A escola e alguns profissionais da educação também contribuem para o fracasso escolar, já que é um meio de exclusão social mascarada. Ao reprovar um aluno, além de afastá-lo da instituição escolar, deixa marcas de fracasso individual, gerando conflitos pessoais e emoções negativas no aluno. Essas emoções interferem diretamente no desenvolvimento cognitivo e afetivo. Além do que, a escola ainda apresenta uma dualidade sobre a aprendizagem, valorizando os aspectos racionais em detrimento dos emocionais, o que fortalece a exclusão e fortifica o fracasso.

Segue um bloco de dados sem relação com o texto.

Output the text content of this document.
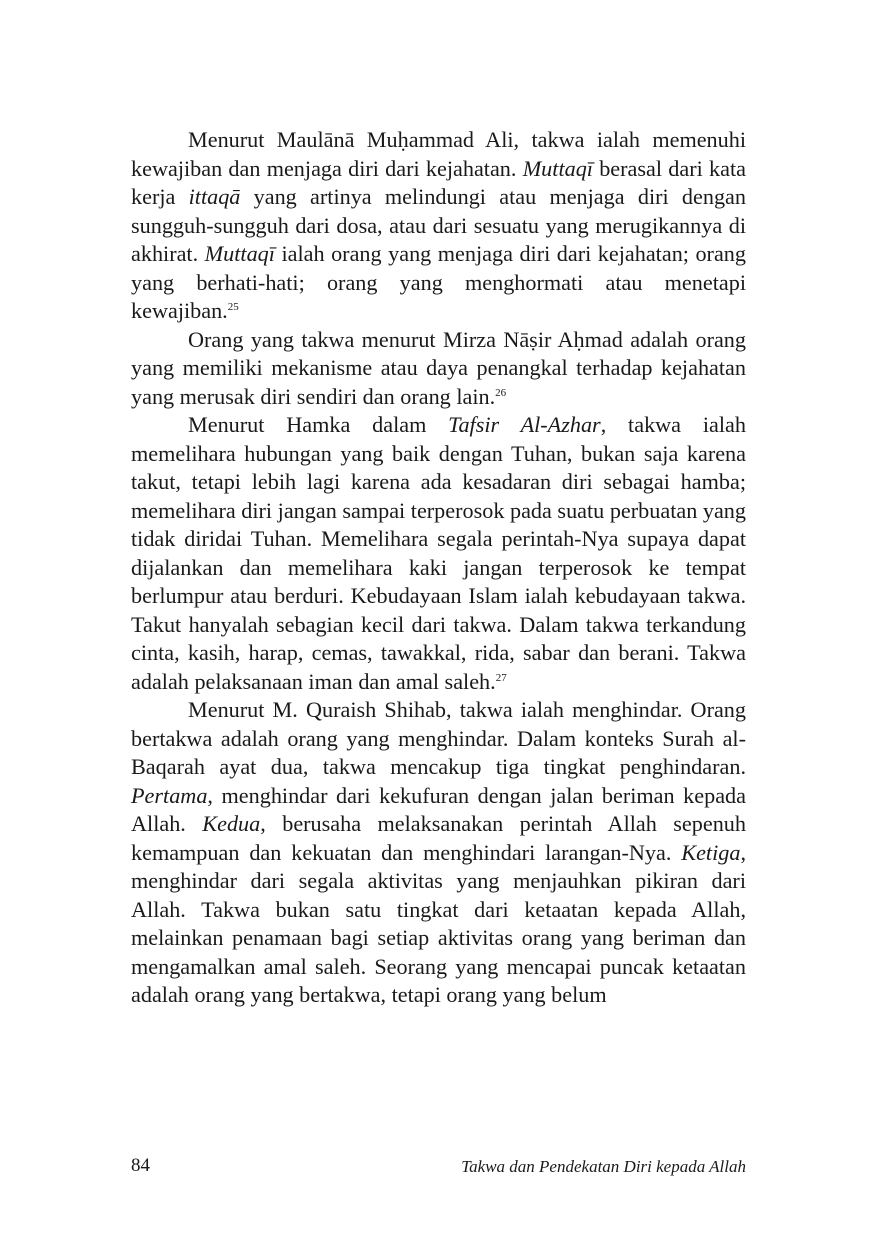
Menurut Maulānā Muḥammad Ali, takwa ialah memenuhi kewajiban dan menjaga diri dari kejahatan. Muttaqī berasal dari kata kerja ittaqā yang artinya melindungi atau menjaga diri dengan sungguh-sungguh dari dosa, atau dari sesuatu yang merugikannya di akhirat. Muttaqī ialah orang yang menjaga diri dari kejahatan; orang yang berhati-hati; orang yang menghormati atau menetapi kewajiban.$^{25}$

Orang yang takwa menurut Mirza Nāṣir Aḥmad adalah orang yang memiliki mekanisme atau daya penangkal terhadap kejahatan yang merusak diri sendiri dan orang lain.$^{26}$

Menurut Hamka dalam Tafsir Al-Azhar, takwa ialah memelihara hubungan yang baik dengan Tuhan, bukan saja karena takut, tetapi lebih lagi karena ada kesadaran diri sebagai hamba; memelihara diri jangan sampai terperosok pada suatu perbuatan yang tidak diridai Tuhan. Memelihara segala perintah-Nya supaya dapat dijalankan dan memelihara kaki jangan terperosok ke tempat berlumpur atau berduri. Kebudayaan Islam ialah kebudayaan takwa. Takut hanyalah sebagian kecil dari takwa. Dalam takwa terkandung cinta, kasih, harap, cemas, tawakkal, rida, sabar dan berani. Takwa adalah pelaksanaan iman dan amal saleh.$^{27}$

Menurut M. Quraish Shihab, takwa ialah menghindar. Orang bertakwa adalah orang yang menghindar. Dalam konteks Surah al-Baqarah ayat dua, takwa mencakup tiga tingkat penghindaran. Pertama, menghindar dari kekufuran dengan jalan beriman kepada Allah. Kedua, berusaha melaksanakan perintah Allah sepenuh kemampuan dan kekuatan dan menghindari larangan-Nya. Ketiga, menghindar dari segala aktivitas yang menjauhkan pikiran dari Allah. Takwa bukan satu tingkat dari ketaatan kepada Allah, melainkan penamaan bagi setiap aktivitas orang yang beriman dan mengamalkan amal saleh. Seorang yang mencapai puncak ketaatan adalah orang yang bertakwa, tetapi orang yang belum

84	Takwa dan Pendekatan Diri kepada Allah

O problema aqui apresentada, não busca remeter a culpa do fracasso escolar do aluno nele mesmo, nem na família ou na escola. Mas busca encontrar explicações e possíveis soluções para o evento. Sabe-se que a educação tem dado pouca importância para o desenvolvimento afetivo em vista disto, encontramos crianças e jovens com problemas existências e comportamentais, com nenhum interesse pelo aprendizado escolar ou com sérios problemas de aprendizagem, sintomas de uma sociedade em desequilíbrio.

 

Bibliografia:

ARANTES, Valéria Amorim. A afetividade na escola. São Paulo, 2003

COSTA, Dóris Anita Freire. Fracasso escolar: diferença ou deficiência? Porto Alegre 1994.

FERREIRO, Emilia. A psicogênese da língua escrita. 1986

PIAGET, Jean. O nascimento da inteligência na criança. Rio de Janeiro, 1896.